Monday 21 May 2018

Cultural Quarter


Southampton Guildhall Square
(seen from within the new Hansard Gallery)

A lot of time, effort, and money – really lots of it, £30 million is the usual quoted figure – have gone into developing a new "Cultural Quarter" for Southampton, which is now pretty much complete with the opening of the re-located John Hansard Gallery. We have always had an outstanding City Art Gallery (that's it, in the picture above, or rather, it's within that collonaded building, the Guildhall and Civic Centre), but it seems to have been felt that something more needed to be done to counterbalance our reputation as the Shopping Centre and Clubbing Capital of the South Coast. You know, raise the tone a bit. So, some of the town-centre blight created by the West Quay shopping mall around Guildhall Square has been tidied up and opened out, and on a sunny day you could almost be somewhere ... other than Southampton. [1]

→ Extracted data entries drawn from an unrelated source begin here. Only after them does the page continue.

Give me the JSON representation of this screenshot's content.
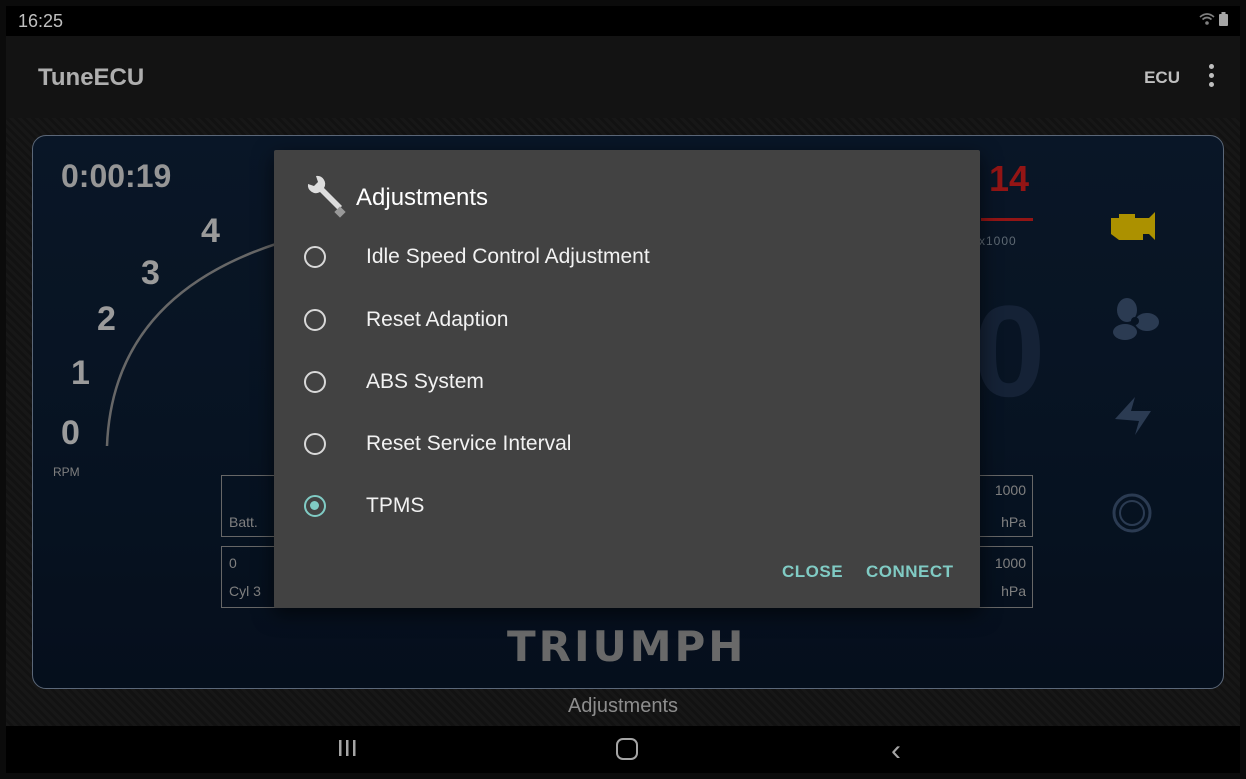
{
  "status": {
    "time": "16:25",
    "wifi_icon": "wifi-icon",
    "battery_icon": "battery-icon"
  },
  "app": {
    "title": "TuneECU",
    "ecu_label": "ECU",
    "overflow_icon": "more-vert-icon"
  },
  "dash": {
    "timer": "0:00:19",
    "rpm_scale": [
      "0",
      "1",
      "2",
      "3",
      "4"
    ],
    "rpm_label": "RPM",
    "gear_or_temp": "14",
    "multiplier": "x1000",
    "big_value": "0",
    "left_box_top": "Batt.",
    "left_box_bottom_value": "0",
    "left_box_bottom_label": "Cyl 3",
    "right_box_top_value": "1000",
    "right_box_top_unit": "hPa",
    "right_box_bottom_value": "1000",
    "right_box_bottom_unit": "hPa",
    "brand": "TRIUMPH",
    "status_icons": [
      "engine-icon",
      "fan-icon",
      "refresh-icon",
      "circle-icon"
    ]
  },
  "bottom_label": "Adjustments",
  "dialog": {
    "icon": "wrench-icon",
    "title": "Adjustments",
    "options": [
      {
        "label": "Idle Speed Control Adjustment",
        "selected": false
      },
      {
        "label": "Reset Adaption",
        "selected": false
      },
      {
        "label": "ABS System",
        "selected": false
      },
      {
        "label": "Reset Service Interval",
        "selected": false
      },
      {
        "label": "TPMS",
        "selected": true
      }
    ],
    "close_label": "CLOSE",
    "connect_label": "CONNECT"
  },
  "colors": {
    "accent": "#80cbc4",
    "dialog_bg": "#424242",
    "warn_red": "#c41d1d",
    "engine_yellow": "#e6c200"
  }
}
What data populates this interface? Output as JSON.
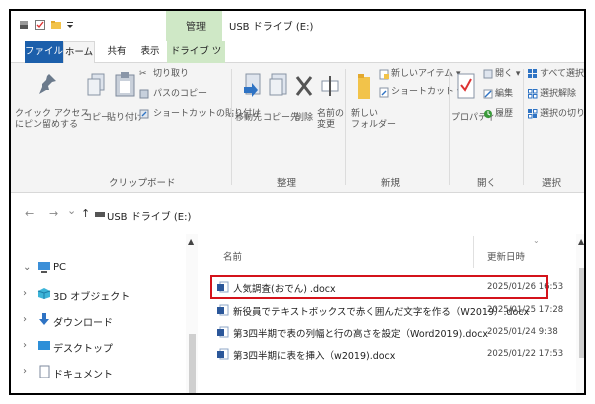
{
  "qat": {
    "icons": [
      "disk-icon",
      "checkbox-icon",
      "folder-icon",
      "dropdown-icon"
    ]
  },
  "window": {
    "context_label": "管理",
    "title": "USB ドライブ (E:)"
  },
  "tabs": [
    {
      "label": "ファイル"
    },
    {
      "label": "ホーム"
    },
    {
      "label": "共有"
    },
    {
      "label": "表示"
    },
    {
      "label": "ドライブ ツール"
    }
  ],
  "ribbon": {
    "clipboard": {
      "pin_label_1": "クイック アクセス",
      "pin_label_2": "にピン留めする",
      "copy": "コピー",
      "paste": "貼り付け",
      "cut": "切り取り",
      "copy_path": "パスのコピー",
      "paste_shortcut": "ショートカットの貼り付け",
      "group": "クリップボード"
    },
    "organize": {
      "move_to": "移動先",
      "copy_to": "コピー先",
      "delete": "削除",
      "rename_1": "名前の",
      "rename_2": "変更",
      "group": "整理"
    },
    "new": {
      "new_item": "新しいアイテム ▾",
      "shortcut": "ショートカット ▾",
      "new_folder_1": "新しい",
      "new_folder_2": "フォルダー",
      "group": "新規"
    },
    "open": {
      "properties": "プロパティ",
      "open_item": "開く ▾",
      "edit": "編集",
      "history": "履歴",
      "group": "開く"
    },
    "select": {
      "select_all": "すべて選択",
      "select_none": "選択解除",
      "invert": "選択の切り替え",
      "group": "選択"
    }
  },
  "address": {
    "back": "←",
    "forward": "→",
    "recent": "⌄",
    "up": "↑",
    "path": "USB ドライブ (E:)"
  },
  "nav_pane": {
    "items": [
      {
        "label": "PC",
        "chevron": "⌄"
      },
      {
        "label": "3D オブジェクト",
        "chevron": "›"
      },
      {
        "label": "ダウンロード",
        "chevron": "›"
      },
      {
        "label": "デスクトップ",
        "chevron": "›"
      },
      {
        "label": "ドキュメント",
        "chevron": "›"
      }
    ]
  },
  "file_list": {
    "col_name": "名前",
    "col_date": "更新日時",
    "files": [
      {
        "name": "人気調査(おでん) .docx",
        "date": "2025/01/26 16:53"
      },
      {
        "name": "新役員でテキストボックスで赤く囲んだ文字を作る（W2019）.docx",
        "date": "2025/01/25 17:28"
      },
      {
        "name": "第3四半期で表の列幅と行の高さを設定（Word2019).docx",
        "date": "2025/01/24 9:38"
      },
      {
        "name": "第3四半期に表を挿入（w2019).docx",
        "date": "2025/01/22 17:53"
      }
    ]
  },
  "colors": {
    "file_tab": "#1c5fab",
    "context_green": "#cfe8c6",
    "highlight": "#d4131b"
  }
}
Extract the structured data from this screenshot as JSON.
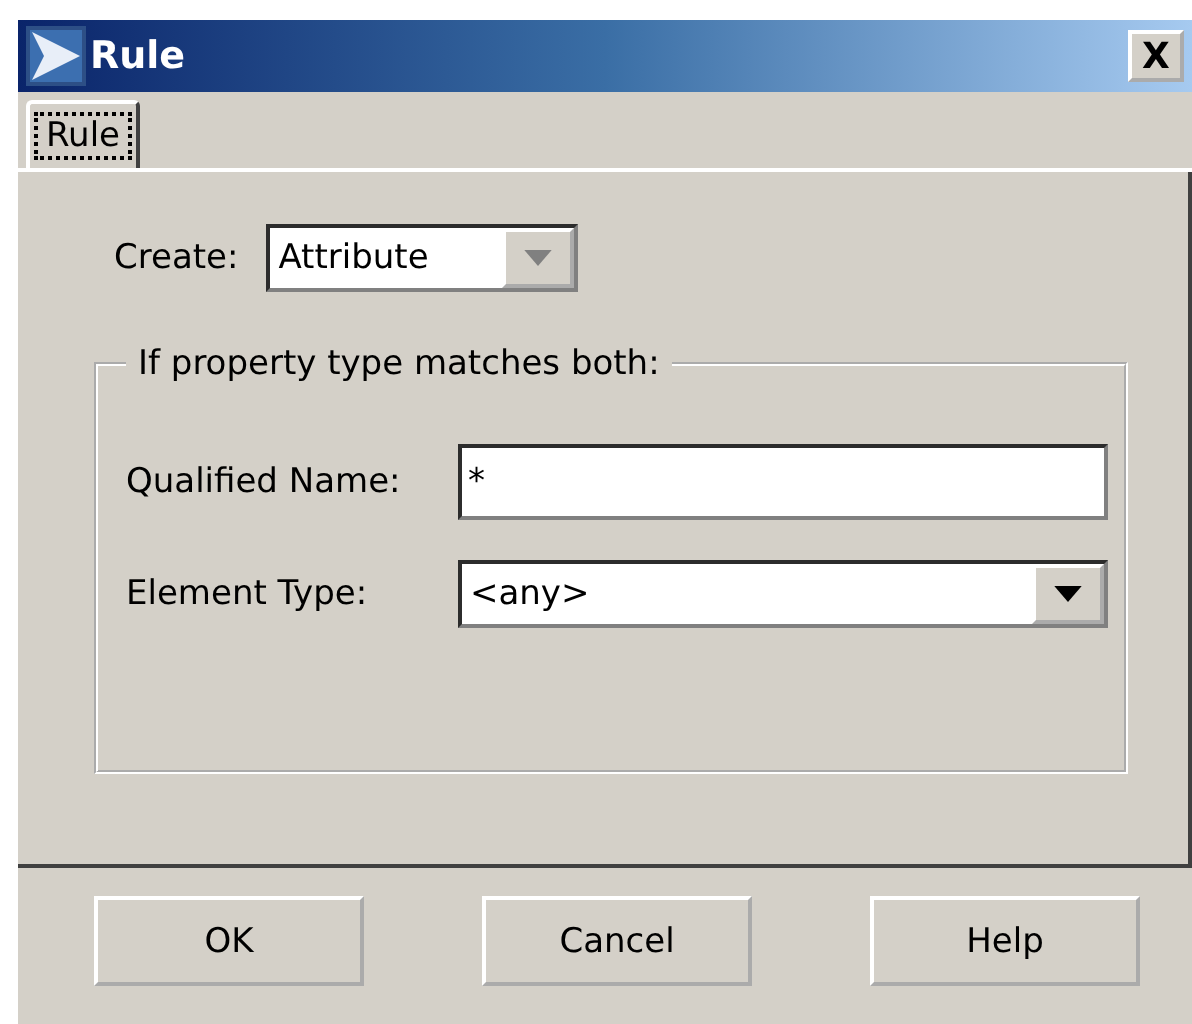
{
  "window": {
    "title": "Rule",
    "close": "X"
  },
  "tabs": [
    {
      "label": "Rule",
      "selected": true
    }
  ],
  "create": {
    "label": "Create:",
    "value": "Attribute"
  },
  "group": {
    "title": "If property type matches both:",
    "fields": [
      {
        "kind": "text",
        "label": "Qualified Name:",
        "value": "*"
      },
      {
        "kind": "combo",
        "label": "Element Type:",
        "value": "<any>"
      }
    ]
  },
  "buttons": [
    "OK",
    "Cancel",
    "Help"
  ]
}
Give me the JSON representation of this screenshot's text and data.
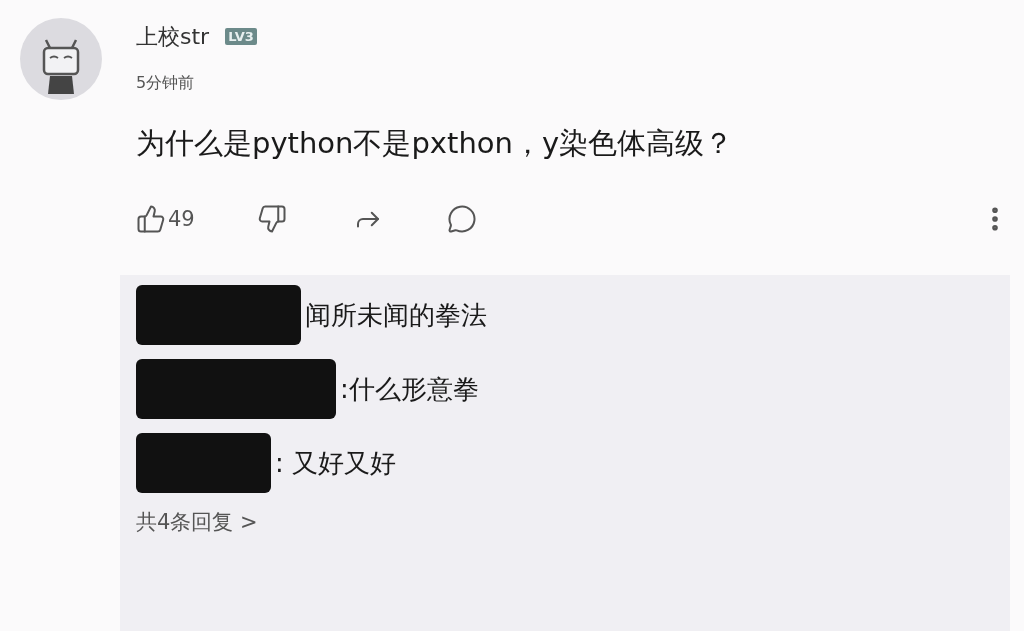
{
  "comment": {
    "username": "上校str",
    "level_badge": "LV3",
    "time": "5分钟前",
    "text": "为什么是python不是pxthon，y染色体高级？",
    "likes": "49"
  },
  "replies": [
    {
      "text": "闻所未闻的拳法"
    },
    {
      "text": ":什么形意拳"
    },
    {
      "text": ": 又好又好"
    }
  ],
  "more_replies": "共4条回复 >"
}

The new Nuffield Theatre was opened back in February: we went to see the specially-commissioned opening production, Howard Brenton's Shadow Factories, about the distributed manufacture of Spitfires in Southampton during the Blitz. I wish the theatre well, but its subsequent productions have not tempted me back. Facing it is the new John Hansard Gallery, also originally located on the University campus, where it occupied a building hidden away in an obscure corner that had been built to house a large tank of water modelling the tidal movements of Southampton Water. In fact, the Hansard had initially been a photographic gallery, where I saw four exhibitions that had an enormous influence on me (by Thomas Joshua Cooper, Josef Koudelka, John Goto, and Richard Ross) and where I even showed some of my own early work in a group exhibition of local photographers.

Director Stephen Foster developed the gallery away from its narrow photographic brief into a major space for contemporary art but, being on a campus miles from the city centre where parking is next to impossible, it never got the "footfall" it deserved. I used to know Stephen, as we sat on some committees together (he also took a polite interest in my work, several times giving me some useful advice [2]); the move into Guildhall Square was both his pet project and a major source of frustration. It has taken many years of headaches and false starts to bring off, and Stephen has now finally retired. I made my first visit into the new gallery – new location, new management, new everything – on Saturday.


It is certainly a wonderful improvement in terms of space, with four large, high-ceilinged galleries, not to mention media suites and workshop spaces, although it is all a bit South Bank, beige and white and chrome in the classic modernist gallery style. Regrettably, they've decided to open with a show of Gerhard Richter, than whom a more rigorous test of one's sympathy with the outer reaches of contemporary art practice it would be hard to imagine. I confess I don't "get" Richter at all, and didn't get the impression that any of the other visitors that afternoon did either. It's baffling, emperor's-new-clothes stuff, but his reputation and standing in the art world couldn't be higher, so what do I know? Other than the fact that his work bores me, with its repertoire of charmless signature moves. But: visitors there were, nonetheless, in a steady trickle. It was hardly like the sharp-elbowed crowds around the Andreas Gursky photographs at the re-opened Hayward Gallery in London back in February, but compared to the echoing void of the old gallery it was very encouraging. I sincerely hope they've got some real crowd-pleasers in the pipeline, so as to establish the new venue in the local mindset, but – knowing something of the way gallerists think about their curatorial mission – I fear there will instead be a series of rebarbative, mainly conceptual shows that will simply serve to reassure the local populace that art, after all, is not intended for them.

 Yep, it's meant to be blurry

It seems to help if you wear the right hat

These are actually woven tapestries (not woven by Richter himself, obvs).
I don't know about you but I find their facile mirrored symmetry
deeply annoying... Same with Gilbert & George's recent work.
Such a lazy use of digital tchnology.

1. Although any long-term Southampton resident standing within "Studio 144" (holding both the theatre and the gallery) will always also be standing within the ghost of the old Tyrrell & Green department store.
2. I wish I could say this included "Don't give up the day job", but I don't think that possibility even occurred to him.